During a Q&A session with the cast and creators of Pure Pwnage, the gamer nerd web show four episodes into its first-season run on Showcase, the fire alarm begins pulsing.

“It’s like someone is using foul language at regular intervals,” says Jarett Cale, who plays the socially maladapted gamer Jeremy.

After five valiant minutes of ignoring and/or ridiculing the alarm, everyone is finally asked by building staff to vacate the room. (In all fairness, it turns out to be a false alarm.)

Suddenly the front steps of the Direct Energy Centre is milling with superheroes, sci fi villains, x-wing pilots and dressed-down comic fans.

This is a strange anthill to poke with a stick.

Like most fan conventions, Toronto Comicon offers the universe and delivers a big room full of tables. Comic artists will sign their work, sci fi TV stars chat with you, but ultimately the experience adds up to what you come in with.

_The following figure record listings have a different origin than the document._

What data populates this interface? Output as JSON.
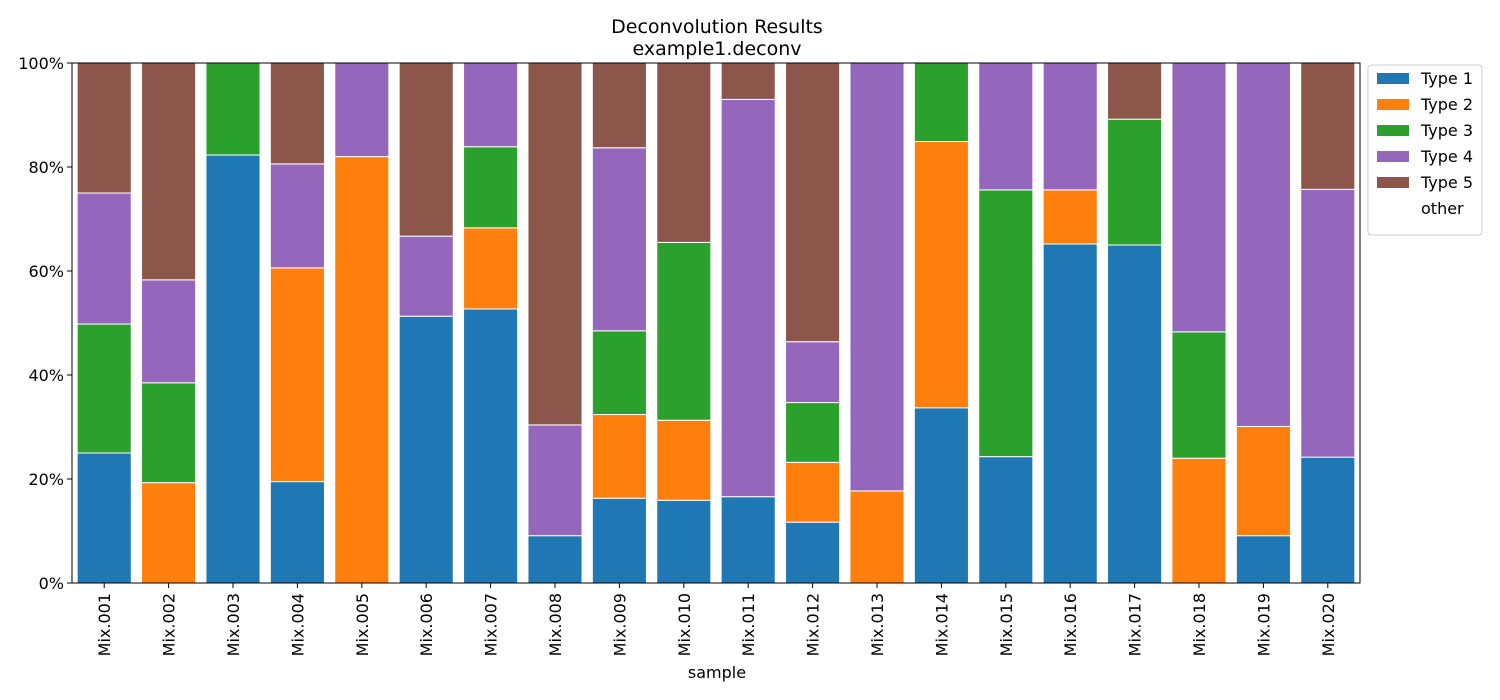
{
  "chart_data": {
    "type": "bar",
    "stacked": true,
    "title": "Deconvolution Results",
    "subtitle": "example1.deconv",
    "xlabel": "sample",
    "ylabel": "",
    "ylim": [
      0,
      1
    ],
    "y_tick_values": [
      0,
      0.2,
      0.4,
      0.6,
      0.8,
      1.0
    ],
    "y_tick_labels": [
      "0%",
      "20%",
      "40%",
      "60%",
      "80%",
      "100%"
    ],
    "grid": false,
    "legend_position": "outside-top-right",
    "categories": [
      "Mix.001",
      "Mix.002",
      "Mix.003",
      "Mix.004",
      "Mix.005",
      "Mix.006",
      "Mix.007",
      "Mix.008",
      "Mix.009",
      "Mix.010",
      "Mix.011",
      "Mix.012",
      "Mix.013",
      "Mix.014",
      "Mix.015",
      "Mix.016",
      "Mix.017",
      "Mix.018",
      "Mix.019",
      "Mix.020"
    ],
    "series": [
      {
        "name": "Type 1",
        "color": "#1f77b4",
        "values": [
          0.25,
          0,
          0.823,
          0.195,
          0,
          0.513,
          0.527,
          0.091,
          0.163,
          0.159,
          0.166,
          0.117,
          0,
          0.337,
          0.243,
          0.652,
          0.65,
          0,
          0.091,
          0.242
        ]
      },
      {
        "name": "Type 2",
        "color": "#ff7f0e",
        "values": [
          0,
          0.193,
          0,
          0.411,
          0.82,
          0,
          0.156,
          0,
          0.161,
          0.154,
          0,
          0.115,
          0.177,
          0.512,
          0,
          0.104,
          0,
          0.24,
          0.21,
          0
        ]
      },
      {
        "name": "Type 3",
        "color": "#2ca02c",
        "values": [
          0.248,
          0.192,
          0.177,
          0,
          0,
          0,
          0.156,
          0,
          0.161,
          0.342,
          0,
          0.115,
          0,
          0.151,
          0.513,
          0,
          0.242,
          0.243,
          0,
          0
        ]
      },
      {
        "name": "Type 4",
        "color": "#9467bd",
        "values": [
          0.252,
          0.198,
          0,
          0.2,
          0.18,
          0.154,
          0.161,
          0.213,
          0.352,
          0,
          0.764,
          0.117,
          0.823,
          0,
          0.244,
          0.244,
          0,
          0.517,
          0.699,
          0.515
        ]
      },
      {
        "name": "Type 5",
        "color": "#8c564b",
        "values": [
          0.25,
          0.417,
          0,
          0.194,
          0,
          0.333,
          0,
          0.696,
          0.163,
          0.345,
          0.07,
          0.536,
          0,
          0,
          0,
          0,
          0.108,
          0,
          0,
          0.243
        ]
      },
      {
        "name": "other",
        "color": "#ffffff",
        "values": [
          0,
          0,
          0,
          0,
          0,
          0,
          0,
          0,
          0,
          0,
          0,
          0,
          0,
          0,
          0,
          0,
          0,
          0,
          0,
          0
        ]
      }
    ]
  }
}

When you get right down to it, hero costumes are made for conventions.

Hero outfits don’t have a long shelf life off the page. Capes, python boots, full face masks and lycra whatever were not made for dangerous, weather-prone work like actual crimefighting. They’re meant to be seen for a little bit, and then back to the day job.

And perhaps judged by a panel of peers and… Elvis?

Comicon’s costume contest was presided over by convention organizers, “Ultimate Fangirl” Liana K, from Ed the Sock’s website and three Elvis impersonators and soon-to-be participants in the upcoming Toronto Elvis Festival.

In one memorable moment the Klingon Batman spread his bat cape wide to show its full span to the judges panel, only to have his cape display returned by the middle Elvis.

“I saw this on Animal Kingdom once,” said the emcee. “Now they fight.”

The reluctant grand-prize winter was Waterloo-based costume designer Alexandra Dysinski who created her own steampunk getup.

For the uninitiated, steampunk is a fascinating genre of literature, art or whatever that imagines the future according to the 19th Century.

“I love steampunk,” said Dysinski. “No-one can tell you you’re doing it wrong because it actually never existed.”